Pour Lessing, la solution (ou du moins une tentative de solution) commence toujours par l'individu. L'individu, pense Lessing – et avant elle Aristote – désire essentiellement le bien : connaître le monde, vouloir que la justice y règne, ouvrir son esprit, accroître ses capacités intellectuelles, partager devoirs et privilèges, être le plus humain possible. Et ce désir, selon Lessing, se manifeste concrètement dans celui de lire, y compris dans les sociétés les plus démunies, les plus fragiles, conjointement à leurs efforts pour survivre physiquement, manger et boire dignement, posséder un toit et un refuge. D'où l'émouvante histoire qui donne son titre à ce texte. Un enfant vole un livre qu'il ne peut lire « pour avoir un livre à moi ». Deux impulsions le conduisent à cette action. D'abord, posséder l'objet, magique pendant l'attente, comme un talisman qui cèle d'immenses pouvoirs ; puis apprendre à s'en servir.

Plus loin :

Pour elle, être lecteur est une prise de pouvoir, un acte révolutionnaire qui permet d'accéder à la mémoire du monde, d'être un citoyen dans le sens le plus profond du mot. « Littérature et histoire sont des branches de la mémoire humaine », écrit-elle. Notre devoir est de toujours nous en souvenir.

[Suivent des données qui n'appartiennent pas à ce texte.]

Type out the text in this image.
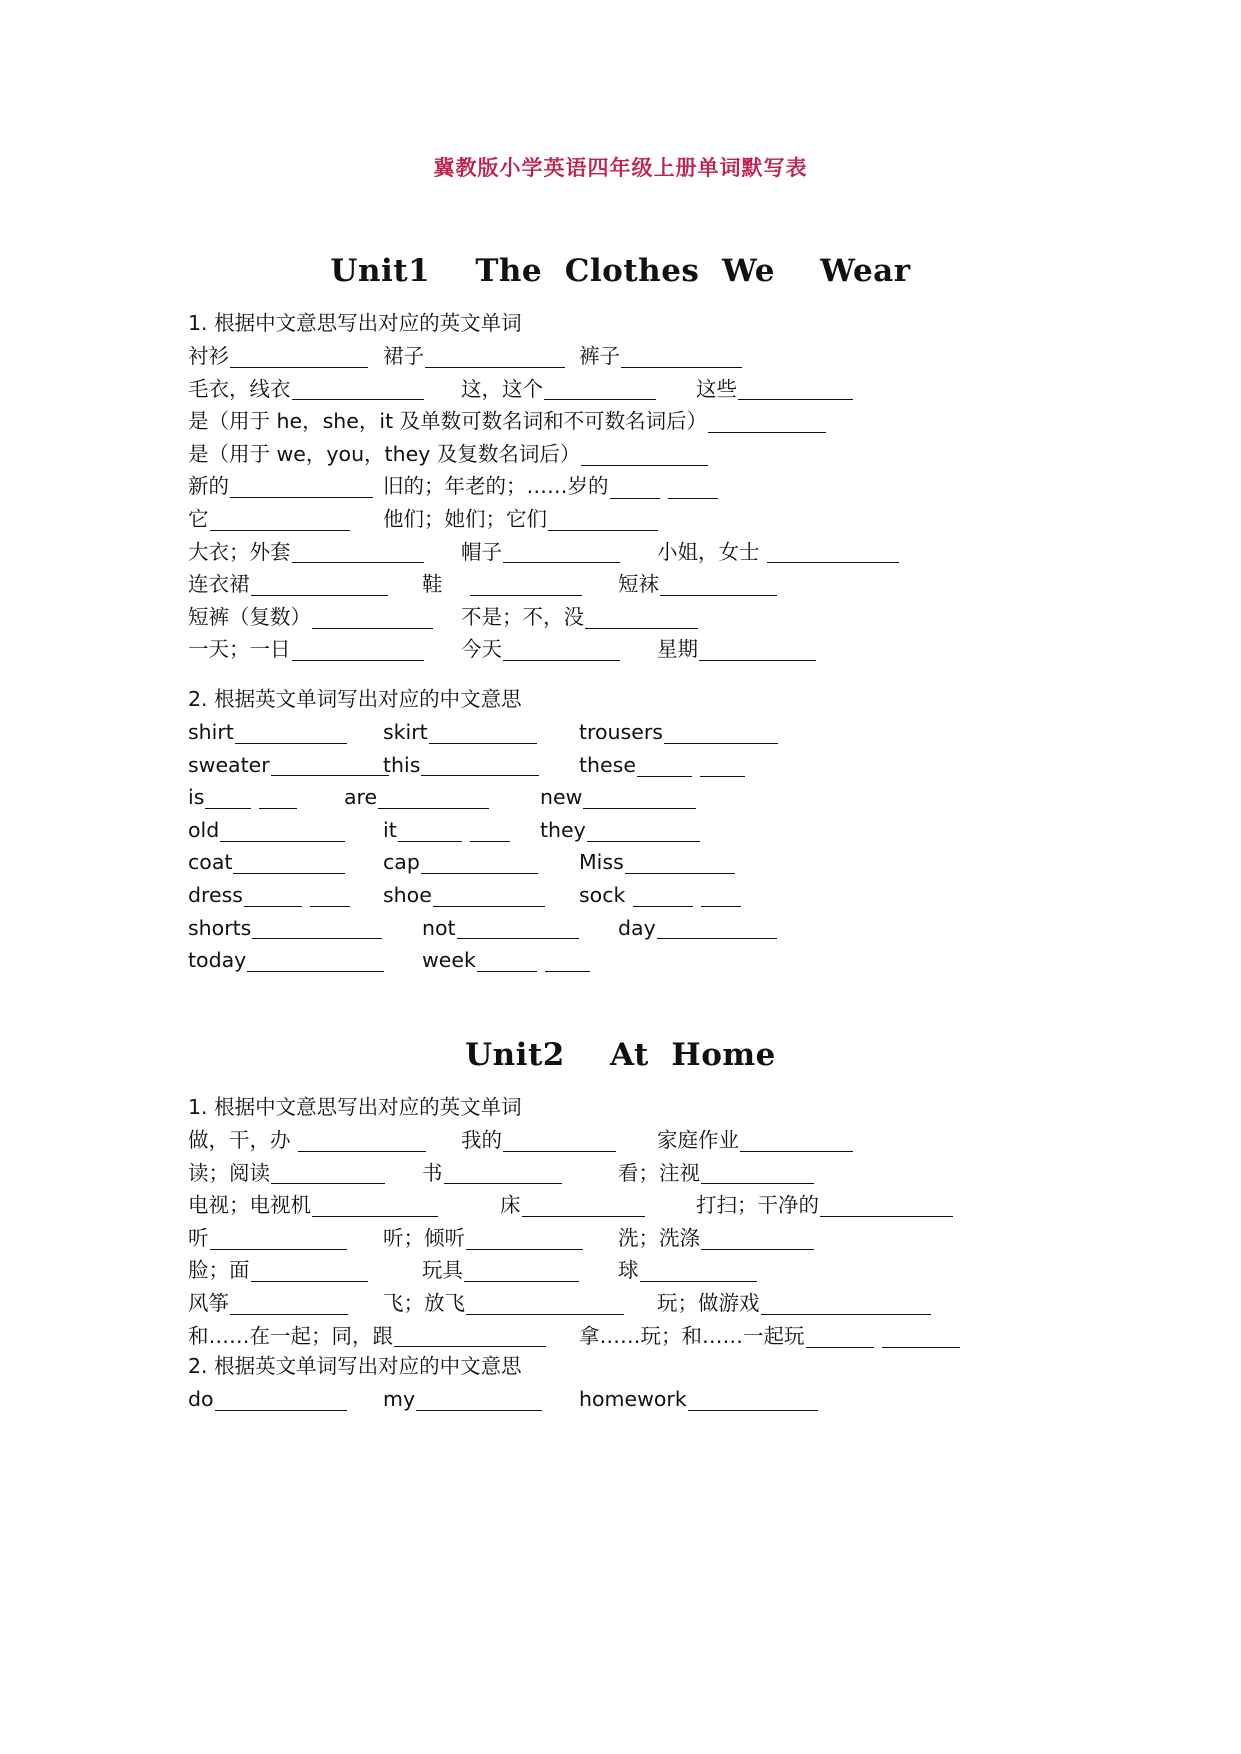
冀教版小学英语四年级上册单词默写表
Unit1    The  Clothes  We    Wear
1. 根据中文意思写出对应的英文单词
衬衫	裙子	裤子
毛衣，线衣	这，这个	这些
是（用于 he，she，it 及单数可数名词和不可数名词后）
是（用于 we，you，they 及复数名词后）
新的	旧的；年老的；……岁的
它	他们；她们；它们
大衣；外套	帽子	小姐，女士
连衣裙	鞋	短袜
短裤（复数）	不是；不，没
一天；一日	今天	星期
2. 根据英文单词写出对应的中文意思
shirt	skirt	trousers
sweater	this	these
is	are	new
old	it	they
coat	cap	Miss
dress	shoe	sock
shorts	not	day
today	week
Unit2    At  Home
1. 根据中文意思写出对应的英文单词
做，干，办	我的	家庭作业
读；阅读	书	看；注视
电视；电视机	床	打扫；干净的
听	听；倾听	洗；洗涤
脸；面	玩具	球
风筝	飞；放飞	玩；做游戏
和……在一起；同，跟	拿……玩；和……一起玩
2. 根据英文单词写出对应的中文意思
do	my	homework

Pas de doute : nous sommes ici en belle compagnie en cette période où les neurones s’abandonnent eux aussi à la chaleur d’un été bien chaud.

Pauvres de nous qui n’avons à souffrir de cela que quelques jours par an ! Ailleurs, la canicule s’installe souvent dans la durée. Et elle s’ajoute à la très longue liste d’embûches dont sont parsemés les chemins des citoyens ordinaires.

Ne l’oublions pas.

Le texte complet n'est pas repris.